First: Trouble brewing over at Esquimalt Fire Department. It looks like it’s headed to a “he said – he said” over some racism allegations. Malhotra, an Indo-Canadian former firefighter, claimed that he was the subject of racial taunts while he worked at the department. Yet his fire chief, David Ward, wrote in the termination letter that Malhotra appeared to have a chip on his shoulder:
Ward also wrote that Malhotra “made statements that seem to be provocative and designed to create incidents based on ethnicity.”
I can write this decision in my sleep; “I prefer the complainant’s version of events…”

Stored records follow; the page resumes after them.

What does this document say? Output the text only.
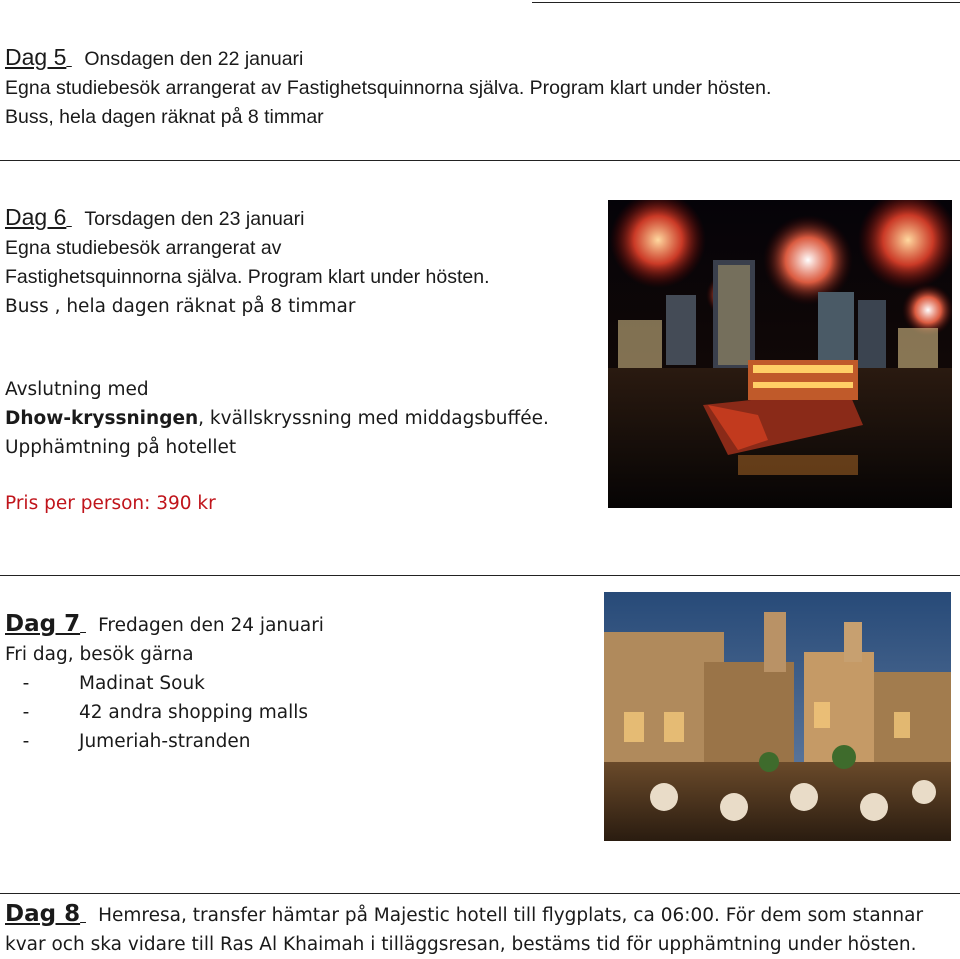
Dag 5 Onsdagen den 22 januari
Egna studiebesök arrangerat av Fastighetsquinnorna själva. Program klart under hösten.
Buss, hela dagen räknat på 8 timmar
Dag 6 Torsdagen den 23 januari
Egna studiebesök arrangerat av
Fastighetsquinnorna själva. Program klart under hösten.
Buss , hela dagen räknat på 8 timmar
Avslutning med
Dhow-kryssningen, kvällskryssning med middagsbuffée.
Upphämtning på hotellet
Pris per person: 390 kr
Dag 7 Fredagen den 24 januari
Fri dag, besök gärna
-	Madinat Souk
-	42 andra shopping malls
-	Jumeriah-stranden
Dag 8 Hemresa, transfer hämtar på Majestic hotell till flygplats, ca 06:00. För dem som stannar
kvar och ska vidare till Ras Al Khaimah i tilläggsresan, bestäms tid för upphämtning under hösten.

Second: Steyn is, as always, at his best; this time on the absurdity of state speech controls:
Got that? If a Muslim says that Islam is opposed to homosexuality, Scotland Yard will investigate him for homophobia; but if a gay says that Islam is opposed to homosexuality, Scotland Yard will investigate him for Islamophobia. Two men say exactly the same thing and they’re investigated for different hate crimes.
Third: This didn’t happen in a Human Rights Tribunal, but nevertheless it’s more evidence that any quasi-judicial system will inevitably be abused by social activists masquerading as tribunal members who see their position as a licence to do good in their own eyes – with other peoples’ money. If definitions need to be stretched beyond the realm of credibility in order to achieve this, so be it:
Tribunal Member Linda LeBourdais ruled in 2009 that, in her opinion, “this young mother is overwhelmed with what is on her plate, over and above the impairments she experiences from her conditions. Together they make functioning on a day-to-day basis difficult. Lacking a significant education, a lack of workplace skills and experience, in addition to an inability to read and write, realistically preclude any chance for employment.”

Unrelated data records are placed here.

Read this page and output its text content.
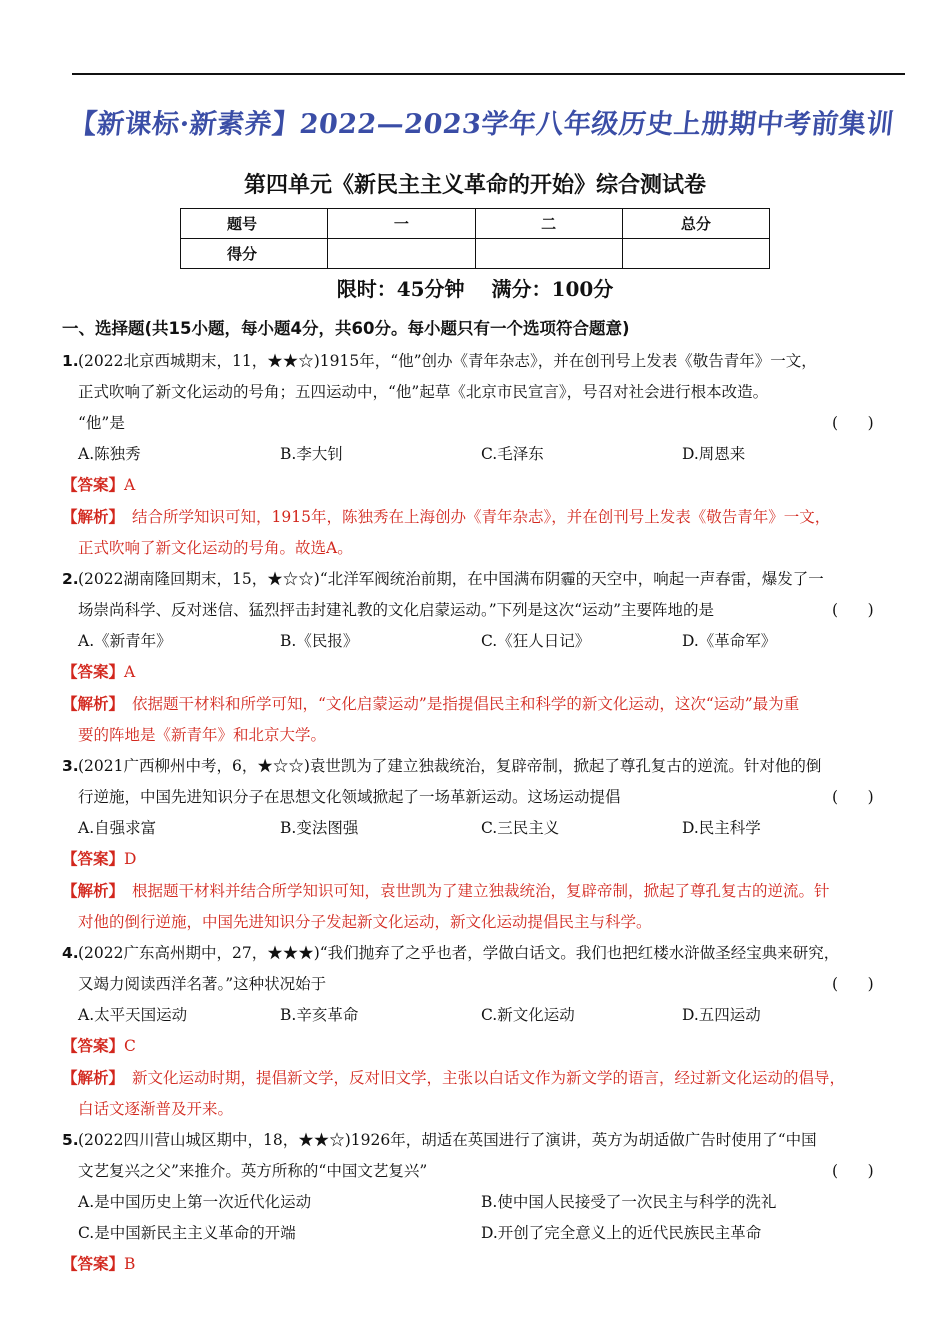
【新课标·新素养】2022—2023学年八年级历史上册期中考前集训
第四单元《新民主主义革命的开始》综合测试卷
题号	一	二	总分
得分			
限时：45分钟 满分：100分
一、选择题(共15小题，每小题4分，共60分。每小题只有一个选项符合题意)
1. (2022北京西城期末，11，★★☆)1915年，“他”创办《青年杂志》，并在创刊号上发表《敬告青年》一文，
正式吹响了新文化运动的号角；五四运动中，“他”起草《北京市民宣言》，号召对社会进行根本改造。
“他”是	(      )
A.陈独秀	B.李大钊	C.毛泽东	D.周恩来
【答案】A
【解析】 结合所学知识可知，1915年，陈独秀在上海创办《青年杂志》，并在创刊号上发表《敬告青年》一文，
正式吹响了新文化运动的号角。故选A。
2. (2022湖南隆回期末，15，★☆☆)“北洋军阀统治前期，在中国满布阴霾的天空中，响起一声春雷，爆发了一
场崇尚科学、反对迷信、猛烈抨击封建礼教的文化启蒙运动。”下列是这次“运动”主要阵地的是	(      )
A.《新青年》	B.《民报》	C.《狂人日记》	D.《革命军》
【答案】A
【解析】 依据题干材料和所学可知，“文化启蒙运动”是指提倡民主和科学的新文化运动，这次“运动”最为重
要的阵地是《新青年》和北京大学。
3. (2021广西柳州中考，6，★☆☆)袁世凯为了建立独裁统治，复辟帝制，掀起了尊孔复古的逆流。针对他的倒
行逆施，中国先进知识分子在思想文化领域掀起了一场革新运动。这场运动提倡	(      )
A.自强求富	B.变法图强	C.三民主义	D.民主科学
【答案】D
【解析】 根据题干材料并结合所学知识可知，袁世凯为了建立独裁统治，复辟帝制，掀起了尊孔复古的逆流。针
对他的倒行逆施，中国先进知识分子发起新文化运动，新文化运动提倡民主与科学。
4. (2022广东高州期中，27，★★★)“我们抛弃了之乎也者，学做白话文。我们也把红楼水浒做圣经宝典来研究，
又竭力阅读西洋名著。”这种状况始于	(      )
A.太平天国运动	B.辛亥革命	C.新文化运动	D.五四运动
【答案】C
【解析】 新文化运动时期，提倡新文学，反对旧文学，主张以白话文作为新文学的语言，经过新文化运动的倡导，
白话文逐渐普及开来。
5. (2022四川营山城区期中，18，★★☆)1926年，胡适在英国进行了演讲，英方为胡适做广告时使用了“中国
文艺复兴之父”来推介。英方所称的“中国文艺复兴”	(      )
A.是中国历史上第一次近代化运动	B.使中国人民接受了一次民主与科学的洗礼
C.是中国新民主主义革命的开端	D.开创了完全意义上的近代民族民主革命
【答案】B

That is a regrettable plight, the Divisional Court judges ruled, but it is not a disability.
Fourth: Now that it’s 9/12, we can remember some of the illiberal policies that came in the wake of the tragedy. The poorly administered no-fly list is one of them. But the CHRC is not the venue for correcting this problem. Not only do they care little for classic civil liberties, they can take up to six years to hear your case.
Fifth: Some guy is writing in the Propagandist about Heather McNoughton of BCHRT fame. Some guy. Don’t know him.